ただ、この歩行方法は私には合わなかった様で、しばらくすると股関節が痛み出して、真向法体操ができなくなりました。そんな事で、どんな歩行方法が自分にとって良いのか、と調べ始めました。
日本古来の歩行方法と言われる「ナンバ歩き」は、そんな状況で出会いました。ナンバ歩きが正式な名称なのか、その定義が何なのか、については色々な説がある様です。私なりの表現をすると、「竹馬の歩き」で、からだの同側にある右手と右足、左手と左足が連動します。
私達が普段行なっている歩きは、右手と左足、左手と右足が連動するため、からだは腰(肋骨が付いている一番下の胸椎12番と直ぐ下の腰椎1番あたり)を支点にしてねじれています。すなはち、胸が右斜め前を向いている時(左腕が前)、へそは左斜め前を向き(右脚が前)、胸が左斜め前の時にはへそは右斜め前を向く。背骨をネジって歩いている訳で、軍隊の行進や体育会系の集団行動演技の映像で明確に分かります。

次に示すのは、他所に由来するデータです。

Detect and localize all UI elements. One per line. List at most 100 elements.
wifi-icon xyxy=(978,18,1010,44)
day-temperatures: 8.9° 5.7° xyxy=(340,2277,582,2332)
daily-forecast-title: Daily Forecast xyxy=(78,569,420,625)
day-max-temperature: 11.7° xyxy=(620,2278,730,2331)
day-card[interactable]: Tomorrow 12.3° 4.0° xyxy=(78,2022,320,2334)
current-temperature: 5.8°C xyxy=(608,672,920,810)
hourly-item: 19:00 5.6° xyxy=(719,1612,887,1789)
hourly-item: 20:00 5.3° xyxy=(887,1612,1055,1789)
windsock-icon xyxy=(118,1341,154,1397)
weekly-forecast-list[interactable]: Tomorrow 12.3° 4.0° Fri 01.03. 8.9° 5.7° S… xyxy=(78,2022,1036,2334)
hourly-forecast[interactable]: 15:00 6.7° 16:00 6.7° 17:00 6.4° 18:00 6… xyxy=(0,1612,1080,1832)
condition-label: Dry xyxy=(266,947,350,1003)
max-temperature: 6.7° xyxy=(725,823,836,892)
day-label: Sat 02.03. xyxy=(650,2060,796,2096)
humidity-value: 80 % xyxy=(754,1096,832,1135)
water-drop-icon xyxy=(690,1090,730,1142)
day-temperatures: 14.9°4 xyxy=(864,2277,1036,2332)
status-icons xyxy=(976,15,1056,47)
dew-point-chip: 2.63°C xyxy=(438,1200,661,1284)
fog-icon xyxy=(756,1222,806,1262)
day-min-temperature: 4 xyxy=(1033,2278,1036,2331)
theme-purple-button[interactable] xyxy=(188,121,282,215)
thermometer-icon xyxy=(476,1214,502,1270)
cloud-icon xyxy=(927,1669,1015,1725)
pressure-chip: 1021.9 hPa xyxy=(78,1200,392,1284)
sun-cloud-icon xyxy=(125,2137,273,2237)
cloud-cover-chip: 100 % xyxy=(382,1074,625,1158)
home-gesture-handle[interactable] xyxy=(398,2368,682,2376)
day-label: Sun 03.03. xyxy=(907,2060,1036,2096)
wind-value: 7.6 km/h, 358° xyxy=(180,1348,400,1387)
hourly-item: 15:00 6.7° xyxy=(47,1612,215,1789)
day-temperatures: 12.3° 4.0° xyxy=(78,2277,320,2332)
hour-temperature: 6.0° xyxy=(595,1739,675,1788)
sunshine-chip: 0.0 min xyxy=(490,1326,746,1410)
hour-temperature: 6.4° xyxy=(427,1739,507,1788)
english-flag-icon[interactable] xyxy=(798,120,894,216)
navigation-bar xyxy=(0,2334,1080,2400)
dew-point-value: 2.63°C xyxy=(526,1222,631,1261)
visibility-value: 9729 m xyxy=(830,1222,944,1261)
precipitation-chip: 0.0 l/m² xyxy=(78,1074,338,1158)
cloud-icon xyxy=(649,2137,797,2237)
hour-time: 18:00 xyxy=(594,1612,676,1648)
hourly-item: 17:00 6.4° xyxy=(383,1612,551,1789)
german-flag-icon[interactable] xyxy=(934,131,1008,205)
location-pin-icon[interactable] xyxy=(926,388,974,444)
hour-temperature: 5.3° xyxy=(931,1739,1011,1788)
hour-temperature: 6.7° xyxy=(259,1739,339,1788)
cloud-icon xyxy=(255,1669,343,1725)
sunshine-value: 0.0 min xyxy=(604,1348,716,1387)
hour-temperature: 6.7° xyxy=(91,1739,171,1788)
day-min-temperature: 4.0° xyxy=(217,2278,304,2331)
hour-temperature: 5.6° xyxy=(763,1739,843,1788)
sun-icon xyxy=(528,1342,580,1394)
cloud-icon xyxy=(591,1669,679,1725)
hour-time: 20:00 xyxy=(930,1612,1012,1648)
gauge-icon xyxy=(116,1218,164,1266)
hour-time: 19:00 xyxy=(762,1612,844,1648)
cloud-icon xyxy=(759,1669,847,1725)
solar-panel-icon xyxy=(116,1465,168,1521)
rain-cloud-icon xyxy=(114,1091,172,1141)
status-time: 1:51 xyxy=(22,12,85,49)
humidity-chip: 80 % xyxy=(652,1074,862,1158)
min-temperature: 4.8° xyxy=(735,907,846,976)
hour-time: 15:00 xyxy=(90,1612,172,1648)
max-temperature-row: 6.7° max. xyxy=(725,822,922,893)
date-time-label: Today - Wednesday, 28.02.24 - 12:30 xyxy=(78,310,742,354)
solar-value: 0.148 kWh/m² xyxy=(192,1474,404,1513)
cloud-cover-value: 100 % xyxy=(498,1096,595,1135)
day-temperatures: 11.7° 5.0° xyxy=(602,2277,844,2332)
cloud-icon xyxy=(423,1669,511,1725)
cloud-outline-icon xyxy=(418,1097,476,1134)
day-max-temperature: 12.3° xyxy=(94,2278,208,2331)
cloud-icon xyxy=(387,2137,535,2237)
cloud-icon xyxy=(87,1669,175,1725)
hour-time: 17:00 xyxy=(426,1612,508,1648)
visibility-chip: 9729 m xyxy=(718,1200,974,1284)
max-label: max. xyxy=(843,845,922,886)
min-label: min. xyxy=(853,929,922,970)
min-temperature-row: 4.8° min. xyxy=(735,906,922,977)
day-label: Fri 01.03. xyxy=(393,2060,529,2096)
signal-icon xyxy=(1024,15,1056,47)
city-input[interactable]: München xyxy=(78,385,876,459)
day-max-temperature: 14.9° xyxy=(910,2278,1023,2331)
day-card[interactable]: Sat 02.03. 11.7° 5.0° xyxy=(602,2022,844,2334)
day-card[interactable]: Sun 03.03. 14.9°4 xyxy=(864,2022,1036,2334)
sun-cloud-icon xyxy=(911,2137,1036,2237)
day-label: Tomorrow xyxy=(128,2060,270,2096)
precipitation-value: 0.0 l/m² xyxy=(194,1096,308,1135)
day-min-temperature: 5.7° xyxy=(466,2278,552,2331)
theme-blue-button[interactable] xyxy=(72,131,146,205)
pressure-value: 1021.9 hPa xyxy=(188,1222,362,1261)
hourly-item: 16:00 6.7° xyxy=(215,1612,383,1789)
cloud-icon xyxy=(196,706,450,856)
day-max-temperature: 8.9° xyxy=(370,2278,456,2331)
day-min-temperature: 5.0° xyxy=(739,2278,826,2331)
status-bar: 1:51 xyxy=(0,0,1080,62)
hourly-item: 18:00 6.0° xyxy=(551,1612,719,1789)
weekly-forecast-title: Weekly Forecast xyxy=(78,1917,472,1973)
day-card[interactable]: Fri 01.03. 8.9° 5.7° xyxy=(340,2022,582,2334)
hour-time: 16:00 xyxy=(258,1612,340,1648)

一方、ナンバ歩きはからだの中心面を前後に通る面を左右に振って動きますので、ねじれは起きません。着物を着て歩く時にはこの動作をしないとスソが絡まって歩けません。餅つきのキネの上げ下げ、畑仕事のクワの上下、重い鉄製の大きなハンマーを振り下ろす動作、などなど有りますが、いずれも最近は普段見かける動作ではありません。
ナンバ歩きでは、腕の振りは大きくなく、反動を使いません。テンポを取るために振る程度と言えます。一方、軍隊歩きはからだをねじり、手足の反動を伴って前進しますので、いかにも歩いている様に見えますが、からだの消耗度はナンバに比べて大きいと思います。

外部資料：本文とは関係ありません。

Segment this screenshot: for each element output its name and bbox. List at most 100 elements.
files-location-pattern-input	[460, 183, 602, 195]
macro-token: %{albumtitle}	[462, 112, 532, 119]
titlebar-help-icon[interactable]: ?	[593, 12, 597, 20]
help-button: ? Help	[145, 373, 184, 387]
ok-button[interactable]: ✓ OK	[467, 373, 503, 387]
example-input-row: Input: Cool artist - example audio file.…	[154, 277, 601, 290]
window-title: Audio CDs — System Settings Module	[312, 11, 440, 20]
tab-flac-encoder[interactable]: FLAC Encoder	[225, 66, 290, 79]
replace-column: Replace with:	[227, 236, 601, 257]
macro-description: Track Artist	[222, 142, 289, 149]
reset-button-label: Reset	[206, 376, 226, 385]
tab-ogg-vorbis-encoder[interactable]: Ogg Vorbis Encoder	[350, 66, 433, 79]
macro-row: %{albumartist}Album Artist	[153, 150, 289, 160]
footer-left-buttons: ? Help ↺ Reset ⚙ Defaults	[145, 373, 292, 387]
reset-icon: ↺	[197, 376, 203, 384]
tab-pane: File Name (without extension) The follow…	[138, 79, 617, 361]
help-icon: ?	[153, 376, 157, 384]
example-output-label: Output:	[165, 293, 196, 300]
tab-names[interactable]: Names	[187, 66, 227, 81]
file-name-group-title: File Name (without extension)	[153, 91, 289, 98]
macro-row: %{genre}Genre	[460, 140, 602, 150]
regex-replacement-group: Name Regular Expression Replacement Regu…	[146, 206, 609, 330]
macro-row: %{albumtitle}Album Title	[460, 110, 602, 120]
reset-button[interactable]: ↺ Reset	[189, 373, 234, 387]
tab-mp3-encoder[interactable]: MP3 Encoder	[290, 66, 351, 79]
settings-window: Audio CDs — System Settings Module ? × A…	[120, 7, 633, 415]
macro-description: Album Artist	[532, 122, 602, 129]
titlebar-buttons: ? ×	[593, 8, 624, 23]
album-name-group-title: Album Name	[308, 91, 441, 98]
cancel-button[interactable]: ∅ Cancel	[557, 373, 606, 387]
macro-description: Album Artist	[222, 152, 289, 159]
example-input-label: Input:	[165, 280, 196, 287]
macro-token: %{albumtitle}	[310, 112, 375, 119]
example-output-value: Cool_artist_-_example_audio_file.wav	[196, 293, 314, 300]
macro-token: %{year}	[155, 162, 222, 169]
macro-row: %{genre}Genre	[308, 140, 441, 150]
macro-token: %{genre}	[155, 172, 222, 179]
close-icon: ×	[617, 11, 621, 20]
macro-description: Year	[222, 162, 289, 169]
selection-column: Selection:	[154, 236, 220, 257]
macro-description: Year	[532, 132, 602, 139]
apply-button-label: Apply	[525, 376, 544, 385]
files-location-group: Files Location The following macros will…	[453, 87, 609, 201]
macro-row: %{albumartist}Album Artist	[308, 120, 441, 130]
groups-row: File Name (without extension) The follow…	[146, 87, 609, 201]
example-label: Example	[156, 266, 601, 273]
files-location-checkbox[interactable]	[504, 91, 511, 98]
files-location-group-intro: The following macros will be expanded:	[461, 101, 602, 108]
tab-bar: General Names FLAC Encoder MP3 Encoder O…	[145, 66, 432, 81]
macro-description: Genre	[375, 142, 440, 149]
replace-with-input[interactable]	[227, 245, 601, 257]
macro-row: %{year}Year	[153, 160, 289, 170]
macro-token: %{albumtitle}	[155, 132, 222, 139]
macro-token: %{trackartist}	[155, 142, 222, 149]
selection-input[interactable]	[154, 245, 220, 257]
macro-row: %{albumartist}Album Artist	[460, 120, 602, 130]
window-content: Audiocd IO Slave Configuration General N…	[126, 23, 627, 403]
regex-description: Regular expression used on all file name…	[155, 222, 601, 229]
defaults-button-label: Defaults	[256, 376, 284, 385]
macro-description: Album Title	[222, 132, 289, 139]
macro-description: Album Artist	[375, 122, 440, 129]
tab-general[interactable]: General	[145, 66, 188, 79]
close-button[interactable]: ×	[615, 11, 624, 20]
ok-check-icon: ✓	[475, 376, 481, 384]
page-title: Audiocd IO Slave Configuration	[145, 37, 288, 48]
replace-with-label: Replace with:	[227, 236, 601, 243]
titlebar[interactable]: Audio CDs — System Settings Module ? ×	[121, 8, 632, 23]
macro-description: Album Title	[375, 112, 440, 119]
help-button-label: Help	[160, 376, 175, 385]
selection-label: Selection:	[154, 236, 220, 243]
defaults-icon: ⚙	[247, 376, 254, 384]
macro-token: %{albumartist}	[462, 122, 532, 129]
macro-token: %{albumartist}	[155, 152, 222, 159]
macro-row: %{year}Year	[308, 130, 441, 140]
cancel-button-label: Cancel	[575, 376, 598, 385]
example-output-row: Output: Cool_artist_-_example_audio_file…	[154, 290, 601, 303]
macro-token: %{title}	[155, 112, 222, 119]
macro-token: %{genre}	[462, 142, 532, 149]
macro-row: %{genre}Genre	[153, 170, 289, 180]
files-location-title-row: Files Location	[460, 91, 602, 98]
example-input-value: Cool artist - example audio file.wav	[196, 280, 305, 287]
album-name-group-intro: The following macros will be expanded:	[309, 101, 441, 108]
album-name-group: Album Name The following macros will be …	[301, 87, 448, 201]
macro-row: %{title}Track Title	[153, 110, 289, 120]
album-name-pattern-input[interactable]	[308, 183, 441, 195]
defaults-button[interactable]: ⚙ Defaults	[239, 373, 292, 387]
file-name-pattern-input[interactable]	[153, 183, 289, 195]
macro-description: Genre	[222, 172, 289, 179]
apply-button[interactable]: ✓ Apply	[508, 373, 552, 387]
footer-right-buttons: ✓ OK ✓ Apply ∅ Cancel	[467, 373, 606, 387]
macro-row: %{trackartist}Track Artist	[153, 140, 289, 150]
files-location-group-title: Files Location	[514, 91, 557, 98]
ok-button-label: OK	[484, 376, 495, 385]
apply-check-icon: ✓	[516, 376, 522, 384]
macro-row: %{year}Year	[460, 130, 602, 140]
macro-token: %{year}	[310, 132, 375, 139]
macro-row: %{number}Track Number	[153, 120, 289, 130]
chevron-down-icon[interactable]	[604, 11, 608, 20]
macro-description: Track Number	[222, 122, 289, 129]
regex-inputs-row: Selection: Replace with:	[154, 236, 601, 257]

そんな訳で、私は数年間はナンバ歩きで、ウォーキングをしていました。ナンバ・ウォーキングと密かに呼んでいます。その結果、いつのまにか股関節の痛みは無くなりました。
参考資料 :
ユーチューブ 集団行動 日本体育大学
ユーチューブ 竹馬の「超」初心者向け練習方法
ハートヴィッヒ・ガウダー パワーウォーキングクラブ日本本部 ホームページ
補則 : ナンバ歩きについては、「錯覚のスポーツ身体学 木寺英史」に興味深い考察が記載されていますので、ご確認ください。